One of the prominent attributes of YHWH in the Old Testament is His hesed, translated “steadfast love,” “faithfulness,” or “lovingkindness” by various English Bibles. Essentially, the word means something along the lines of “faithfulness” or “loyalty,” and it is often extolled as a virtue both of God and of godly people. For instance, Deuteronomy 7:9 speaks of YHWH showing hesed to those who keep His commandments. In Ruth 2:20, Naomi blesses Boaz for showing hesed to herself and to Ruth. YHWH is loyal, and YHWH’s people are expected to be loyal.
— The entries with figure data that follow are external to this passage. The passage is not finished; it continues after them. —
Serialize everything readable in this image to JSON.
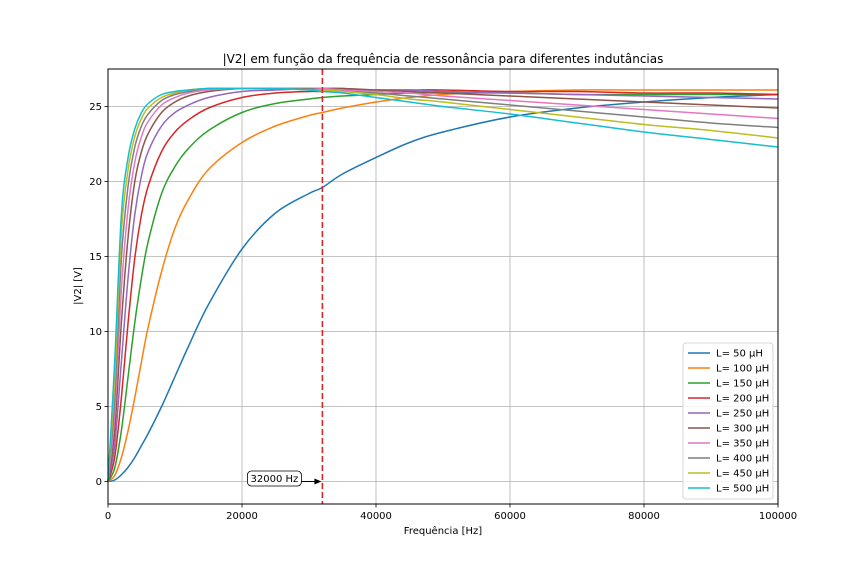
{
  "chart_data": {
    "type": "line",
    "title": "|V2| em função da frequência de ressonância para diferentes indutâncias",
    "xlabel": "Frequência [Hz]",
    "ylabel": "|V2| [V]",
    "xlim": [
      0,
      100000
    ],
    "ylim": [
      -1.5,
      27.5
    ],
    "x_ticks": [
      0,
      20000,
      40000,
      60000,
      80000,
      100000
    ],
    "x_tick_labels": [
      "0",
      "20000",
      "40000",
      "60000",
      "80000",
      "100000"
    ],
    "y_ticks": [
      0,
      5,
      10,
      15,
      20,
      25
    ],
    "y_tick_labels": [
      "0",
      "5",
      "10",
      "15",
      "20",
      "25"
    ],
    "grid": true,
    "legend_position": "lower-right",
    "x": [
      0,
      1000,
      2000,
      3000,
      4000,
      5000,
      6000,
      8000,
      10000,
      12000,
      15000,
      20000,
      25000,
      30000,
      32000,
      35000,
      40000,
      45000,
      50000,
      60000,
      70000,
      80000,
      90000,
      100000
    ],
    "series": [
      {
        "name": "L= 50 μH",
        "color": "#1f77b4",
        "values": [
          0,
          0.1,
          0.45,
          0.95,
          1.6,
          2.4,
          3.2,
          5.0,
          7.0,
          9.0,
          11.8,
          15.5,
          17.9,
          19.2,
          19.6,
          20.5,
          21.6,
          22.6,
          23.3,
          24.3,
          24.9,
          25.3,
          25.6,
          25.8
        ]
      },
      {
        "name": "L= 100 μH",
        "color": "#ff7f0e",
        "values": [
          0,
          0.4,
          1.6,
          3.4,
          5.6,
          8.0,
          10.3,
          14.0,
          16.9,
          18.8,
          20.8,
          22.6,
          23.7,
          24.4,
          24.6,
          24.9,
          25.3,
          25.6,
          25.8,
          26.0,
          26.1,
          26.1,
          26.1,
          26.1
        ]
      },
      {
        "name": "L= 150 μH",
        "color": "#2ca02c",
        "values": [
          0,
          0.9,
          3.4,
          7.0,
          10.6,
          13.6,
          16.0,
          19.2,
          21.0,
          22.2,
          23.4,
          24.6,
          25.2,
          25.5,
          25.6,
          25.7,
          25.8,
          25.9,
          25.9,
          25.9,
          25.8,
          25.8,
          25.8,
          25.8
        ]
      },
      {
        "name": "L= 200 μH",
        "color": "#d62728",
        "values": [
          0,
          1.6,
          5.6,
          10.6,
          14.9,
          17.8,
          19.7,
          22.0,
          23.3,
          24.1,
          24.9,
          25.6,
          25.9,
          26.0,
          26.0,
          26.1,
          26.1,
          26.1,
          26.1,
          26.0,
          26.0,
          25.9,
          25.9,
          25.8
        ]
      },
      {
        "name": "L= 250 μH",
        "color": "#9467bd",
        "values": [
          0,
          2.4,
          8.0,
          13.6,
          17.8,
          20.4,
          22.0,
          23.7,
          24.6,
          25.1,
          25.6,
          26.0,
          26.1,
          26.2,
          26.2,
          26.2,
          26.1,
          26.1,
          26.0,
          25.9,
          25.8,
          25.7,
          25.6,
          25.5
        ]
      },
      {
        "name": "L= 300 μH",
        "color": "#8c564b",
        "values": [
          0,
          3.4,
          10.6,
          16.3,
          20.0,
          22.0,
          23.2,
          24.6,
          25.3,
          25.7,
          26.0,
          26.2,
          26.2,
          26.2,
          26.2,
          26.2,
          26.1,
          26.0,
          25.9,
          25.7,
          25.5,
          25.3,
          25.1,
          24.9
        ]
      },
      {
        "name": "L= 350 μH",
        "color": "#e377c2",
        "values": [
          0,
          4.5,
          12.8,
          18.2,
          21.3,
          23.0,
          24.0,
          25.1,
          25.6,
          25.9,
          26.1,
          26.2,
          26.2,
          26.2,
          26.2,
          26.1,
          26.0,
          25.9,
          25.7,
          25.4,
          25.1,
          24.8,
          24.5,
          24.2
        ]
      },
      {
        "name": "L= 400 μH",
        "color": "#7f7f7f",
        "values": [
          0,
          5.6,
          14.9,
          19.7,
          22.3,
          23.7,
          24.5,
          25.4,
          25.8,
          26.0,
          26.2,
          26.2,
          26.2,
          26.2,
          26.1,
          26.0,
          25.9,
          25.7,
          25.5,
          25.1,
          24.7,
          24.3,
          23.9,
          23.6
        ]
      },
      {
        "name": "L= 450 μH",
        "color": "#bcbd22",
        "values": [
          0,
          6.8,
          16.6,
          20.8,
          23.0,
          24.2,
          24.9,
          25.6,
          25.9,
          26.1,
          26.2,
          26.2,
          26.2,
          26.1,
          26.1,
          26.0,
          25.8,
          25.5,
          25.3,
          24.8,
          24.3,
          23.8,
          23.4,
          22.9
        ]
      },
      {
        "name": "L= 500 μH",
        "color": "#17becf",
        "values": [
          0,
          8.0,
          17.8,
          21.6,
          23.5,
          24.6,
          25.2,
          25.8,
          26.0,
          26.1,
          26.2,
          26.2,
          26.2,
          26.1,
          26.0,
          25.9,
          25.6,
          25.3,
          25.0,
          24.5,
          23.9,
          23.3,
          22.8,
          22.3
        ]
      }
    ],
    "vline": {
      "x": 32000,
      "color": "#d62728"
    },
    "annotation": {
      "text": "32000 Hz",
      "x": 32000,
      "y": 0
    }
  }
}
The third way seeks to move beyond the polarities of liberalism and fundamentalism. This is a noble goal, but one of the things that has troubled me about taking “third way” positions is that I feel I have betrayed my conservative upbringing. Godly men and women loved me and poured their lives into nurturing, educating, and raising me. Most of these men and women are passionately not third way. By rejecting their extreme positions, am I rejecting my roots? Am I failing to act with hesed?



In his book, Ethics, Dietrich Bonhoeffer tells the story of a young boy who is asked in class whether his father often comes home drunk. By answering, “yes,” the boy may be speaking facts, but he is not speaking the truth because he is betraying his father in the process. Bonhoeffer writes:

It is only the cynic who claims to ‘speak the truth’ at all times and in all places to all men in the same way, but who, in fact, displays nothing but a lifeless image of the truth. He dons the halo of the fanatical devotee of truth who can make no allowance for human weaknesses; but, in fact, he is destroying the living truth between men. He wounds shame, desecrates mystery, breaks confidence, betrays the community in which he lives, and laughs arrogantly at the devastation he has wrought and at the human weakness which ‘cannot bear the truth.’ He says truth is destructive and demands its victims, and he feels like a god above these feeble creatures and does not know that he is serving Satan.

As usual, Bonhoeffer doesn’t pull any punches with the rhetoric. But I like his ethic of loyalty. Our pursuit of “truth” is more than just a pursuit of “the facts.”

As we seek the third way, how do we balance the pursuit of truth with an ethic of hesed?